The Marquis was astounded, not only at the subjects which interested her but because she knew so much about them.

“How can you have read so much at your age?” he asked one evening after they had had a long and animated discussion on conditions in the coalmines.

“I have not only read a lot,” Ola replied, “My Papa was an extremely clever man. The only trouble was that he wished to expound his own theories and not listen to anybody else’s.”

The Marquis smiled.

“So that is why you are so verbose on these subjects.”

“That is a rather unkind way of putting it,” Ola objected, “but the answer is ‘yes’. I have been bottling up my own ideas for so long that now, because you are obliging enough to listen to me, they burst out like a volcano.”

The Marquis laughed and thought that while he was the first man Ola had ever been able to talk to, she was the first woman who had ever been interested in every subject in the world except himself.

He had never before in his life, the Marquis thought, talked for hours with a woman, and an attractive one at that, when there had been nothing personal in what they said to each other.

With Ola there were no flirtatious glances, no fishing for compliments and most of all none of the sharp witty
double entendres
which the sophisticated women in London used as a weapon of attraction.

Thinking back, he could never remember having a conversation with Sarah that had not involved her feelings or his or which had not ended in his making her passionate expressions of love.

He realised now how clearly she had led him on, how she had aroused, then tantalised him by refusing to ‘risk her reputation’ by surrendering herself as he wished her to.

Yet all the time she was amusing herself with another man.

To his surprise he found that his hurt pride as well as his anger had now subsided to the point where he could wonder quite calmly what Sarah must have thought when he did not arrive the following night as she expected.

He imagined that she would have waited for him and then decided that he could not have received her letter.

She would therefore have expected him the next day and perhaps the day after that, until finally she would either have made enquiries or somebody would have told her that he had stayed one night at Elvin and then left at dawn the following morning.

It was then, he thought, unless she was more stupid than he gave her credit for, she would be bound to realise what had happened and would be aware that she had lost him irretrievably.

‘I hope she is upset,’ he told himself, and found that he was not even feeling very vindictive about it.

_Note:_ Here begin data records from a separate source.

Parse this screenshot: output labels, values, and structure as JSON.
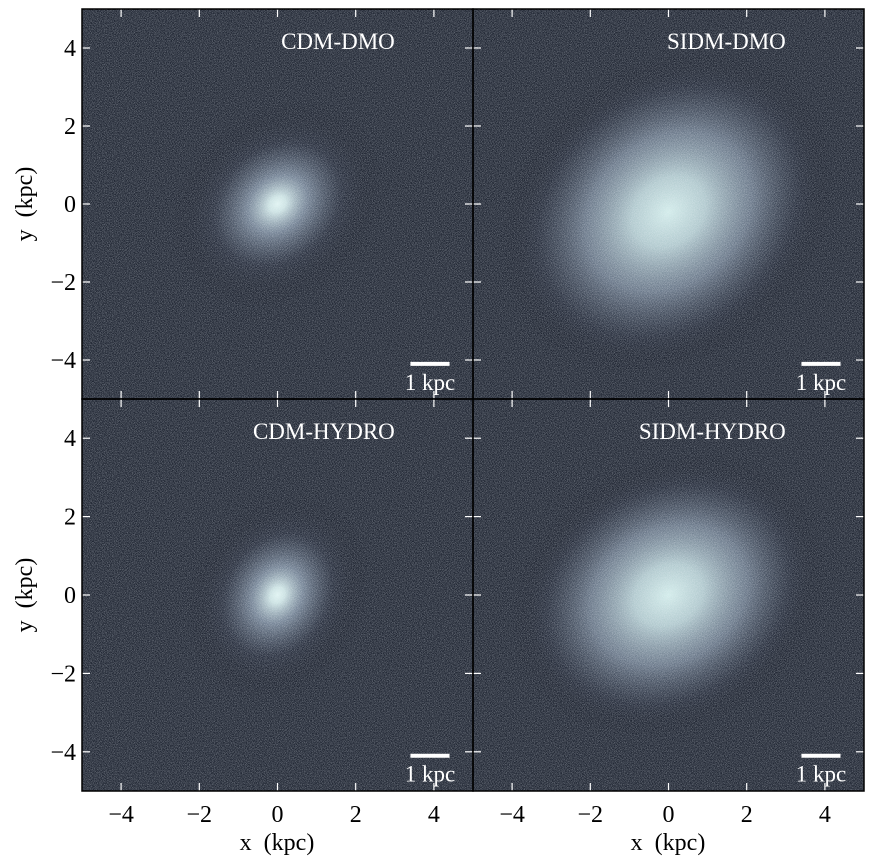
{
  "figure": {
    "xlabel": "x  (kpc)",
    "ylabel": "y  (kpc)"
  },
  "chart_data": [
    {
      "type": "heatmap",
      "panel": "top-left",
      "title": "CDM-DMO",
      "xlim": [
        -5,
        5
      ],
      "ylim": [
        -5,
        5
      ],
      "xticks": [
        -4,
        -2,
        0,
        2,
        4
      ],
      "yticks": [
        -4,
        -2,
        0,
        2,
        4
      ],
      "tick_labels": [
        "−4",
        "−2",
        "0",
        "2",
        "4"
      ],
      "scalebar_label": "1 kpc",
      "scalebar_length_kpc": 1,
      "center": [
        0,
        0
      ],
      "core_size_kpc": 1.4,
      "concentration": "cuspy",
      "ellipticity_angle_deg": 40
    },
    {
      "type": "heatmap",
      "panel": "top-right",
      "title": "SIDM-DMO",
      "xlim": [
        -5,
        5
      ],
      "ylim": [
        -5,
        5
      ],
      "xticks": [
        -4,
        -2,
        0,
        2,
        4
      ],
      "yticks": [
        -4,
        -2,
        0,
        2,
        4
      ],
      "tick_labels": [
        "−4",
        "−2",
        "0",
        "2",
        "4"
      ],
      "scalebar_label": "1 kpc",
      "scalebar_length_kpc": 1,
      "center": [
        0,
        -0.2
      ],
      "core_size_kpc": 2.2,
      "concentration": "cored",
      "ellipticity_angle_deg": 40
    },
    {
      "type": "heatmap",
      "panel": "bottom-left",
      "title": "CDM-HYDRO",
      "xlim": [
        -5,
        5
      ],
      "ylim": [
        -5,
        5
      ],
      "xticks": [
        -4,
        -2,
        0,
        2,
        4
      ],
      "yticks": [
        -4,
        -2,
        0,
        2,
        4
      ],
      "tick_labels": [
        "−4",
        "−2",
        "0",
        "2",
        "4"
      ],
      "scalebar_label": "1 kpc",
      "scalebar_length_kpc": 1,
      "center": [
        0,
        0
      ],
      "core_size_kpc": 1.3,
      "concentration": "cuspy",
      "ellipticity_angle_deg": 60
    },
    {
      "type": "heatmap",
      "panel": "bottom-right",
      "title": "SIDM-HYDRO",
      "xlim": [
        -5,
        5
      ],
      "ylim": [
        -5,
        5
      ],
      "xticks": [
        -4,
        -2,
        0,
        2,
        4
      ],
      "yticks": [
        -4,
        -2,
        0,
        2,
        4
      ],
      "tick_labels": [
        "−4",
        "−2",
        "0",
        "2",
        "4"
      ],
      "scalebar_label": "1 kpc",
      "scalebar_length_kpc": 1,
      "center": [
        0,
        0
      ],
      "core_size_kpc": 2.0,
      "concentration": "cored",
      "ellipticity_angle_deg": 30
    }
  ],
  "colors": {
    "background": "#0b0e17",
    "core": "#e0f4f2",
    "mid": "#8ea0b4",
    "outer": "#2a3142",
    "annotation": "#ffffff",
    "axis": "#000000"
  }
}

She had gambled and lost, as many men and women had done in the past and would do in the future.

For the first time the Marquis said to himself,

‘Thank God I was lucky enough to find out the truth before it was too late!’

He had had a lucky escape and he knew he should be grateful for that, just as he was grateful that Ola had saved his life when, if she had not been there, he would undoubtedly have died at the hands of the brigands.

Several days before they reached Nice, Ola was able to go up on deck without being carried and she was well enough not only to have luncheon with the Marquis in the Saloon but also to stay up for dinner.

“I have been given strict instructions by Gibson that I am to go to bed before you drink your first glass of port,” she said, “so please, don’t be in a hurry to do so.”

“You know Gibson has to be obeyed when it is a question of your health,” the Marquis said with mock seriousness.